Loading market data...

Bessent exhorte le Congrès à adopter la loi CLARITY avant la pause ; Gillibrand fait face à des critiques sur les dispositions éthiques

Bessent exhorte le Congrès à adopter la loi CLARITY avant la pause ; Gillibrand fait face à des critiques sur les dispositions éthiques

Le secrétaire au Trésor, Scott Bessent, a déclaré aux législateurs que la loi CLARITY se trouve à la « ligne des 1 yard » et les a exhortés à la faire franchir avant la prochaine pause parlementaire. Ce projet de loi sur la structure du marché des actifs numériques est en préparation depuis des années, mais son sprint final est désormais entravé par une dispute sur les dispositions éthiques qui a placé la sénatrice Kirsten Gillibrand sous le feu des critiques des groupes progressistes.

La poussée de la ligne des 1 yard

Les commentaires de Bessent interviennent alors que le Congrès fait face à une fenêtre de tir serrée avant la pause. Il a présenté le projet de loi comme une affaire inachevée cruciale, avertissant que l'inaction laisserait l'industrie des actifs numériques dans un flou réglementaire. Le secrétaire au Trésor n'a pas précisé quelles pourraient être les conséquences d'un retard, mais son langage a signalé que l'administration considère cette législation comme une priorité absolue.

La loi CLARITY vise à créer un cadre fédéral pour les marchés d'actifs numériques, couvrant tout, de l'enregistrement des plateformes d'échange à la protection des consommateurs. Ses partisans affirment qu'elle apporterait de la clarté à une industrie qui a fonctionné sous une mosaïque de lois étatiques et de directives fédérales contradictoires. Ses détracteurs soutiennent que le projet de loi contient encore des failles qui pourraient affaiblir la surveillance.
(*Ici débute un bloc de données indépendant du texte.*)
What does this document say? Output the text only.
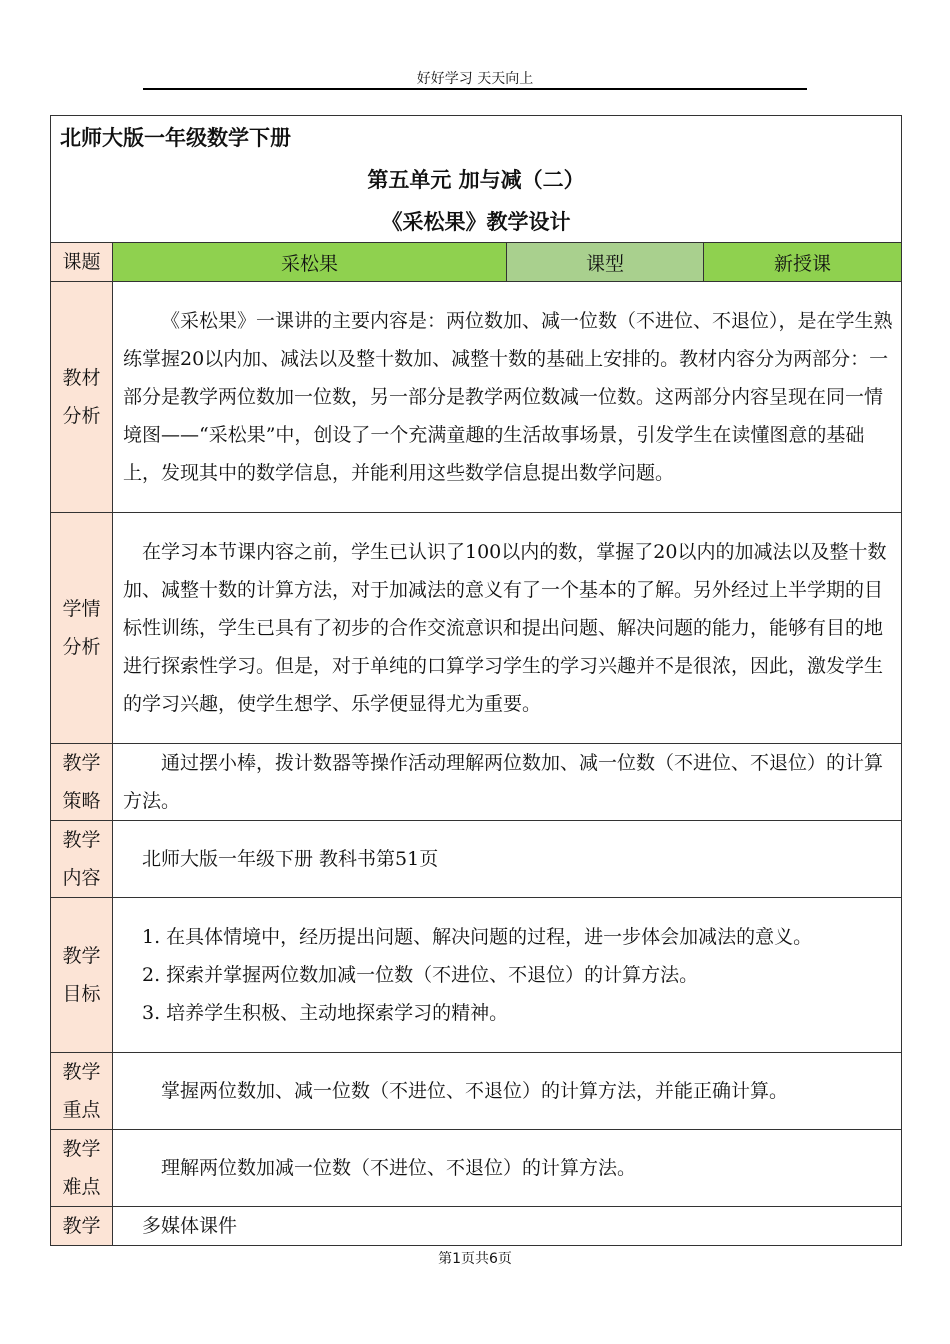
好好学习 天天向上
北师大版一年级数学下册
第五单元 加与减（二）
《采松果》教学设计			

课题	采松果	课型	新授课

教材分析	《采松果》一课讲的主要内容是：两位数加、减一位数（不进位、不退位），是在学生熟练掌握20以内加、减法以及整十数加、减整十数的基础上安排的。教材内容分为两部分：一部分是教学两位数加一位数，另一部分是教学两位数减一位数。这两部分内容呈现在同一情境图——“采松果”中，创设了一个充满童趣的生活故事场景，引发学生在读懂图意的基础上，发现其中的数学信息，并能利用这些数学信息提出数学问题。		

学情分析	在学习本节课内容之前，学生已认识了100以内的数，掌握了20以内的加减法以及整十数加、减整十数的计算方法，对于加减法的意义有了一个基本的了解。另外经过上半学期的目标性训练，学生已具有了初步的合作交流意识和提出问题、解决问题的能力，能够有目的地进行探索性学习。但是，对于单纯的口算学习学生的学习兴趣并不是很浓，因此，激发学生的学习兴趣，使学生想学、乐学便显得尤为重要。		

教学策略	通过摆小棒，拨计数器等操作活动理解两位数加、减一位数（不进位、不退位）的计算方法。		

教学内容	北师大版一年级下册 教科书第51页		

教学目标	1. 在具体情境中，经历提出问题、解决问题的过程，进一步体会加减法的意义。

2. 探索并掌握两位数加减一位数（不进位、不退位）的计算方法。

3. 培养学生积极、主动地探索学习的精神。		

教学重点	掌握两位数加、减一位数（不进位、不退位）的计算方法，并能正确计算。		

教学难点	理解两位数加减一位数（不进位、不退位）的计算方法。		

教学	多媒体课件		

第1页共6页
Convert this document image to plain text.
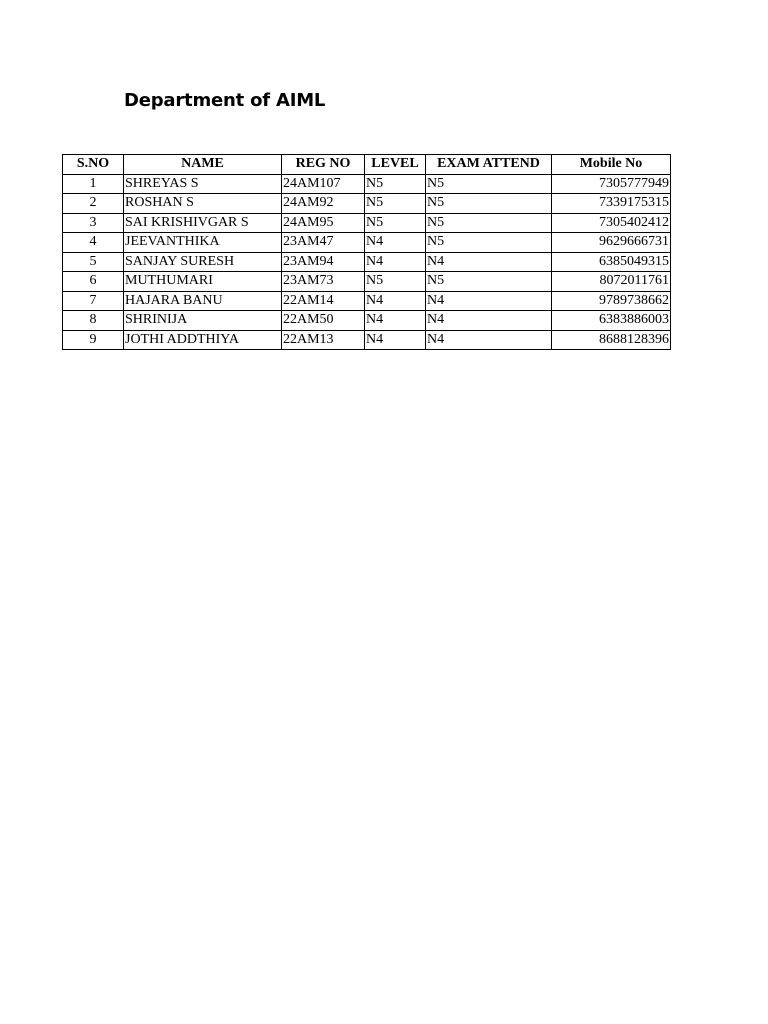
Department of AIML
S.NO	NAME	REG NO	LEVEL	EXAM ATTEND	Mobile No
1	SHREYAS S	24AM107	N5	N5	7305777949
2	ROSHAN S	24AM92	N5	N5	7339175315
3	SAI KRISHIVGAR S	24AM95	N5	N5	7305402412
4	JEEVANTHIKA	23AM47	N4	N5	9629666731
5	SANJAY SURESH	23AM94	N4	N4	6385049315
6	MUTHUMARI	23AM73	N5	N5	8072011761
7	HAJARA BANU	22AM14	N4	N4	9789738662
8	SHRINIJA	22AM50	N4	N4	6383886003
9	JOTHI ADDTHIYA	22AM13	N4	N4	8688128396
Le rôle de Gillibrand et les critiques

La sénatrice Gillibrand a contribué à négocier les dispositions éthiques du projet de loi, une mesure destinée à répondre aux préoccupations concernant les conflits d'intérêts parmi les régulateurs des actifs numériques. Mais les groupes progressistes se sont retournés contre elle, l'accusant d'avoir édulcoré ces mêmes garanties. Les critiques ont été vives, certains militants jugeant les dispositions insuffisantes pour empêcher les initiés de l'industrie d'influencer les politiques.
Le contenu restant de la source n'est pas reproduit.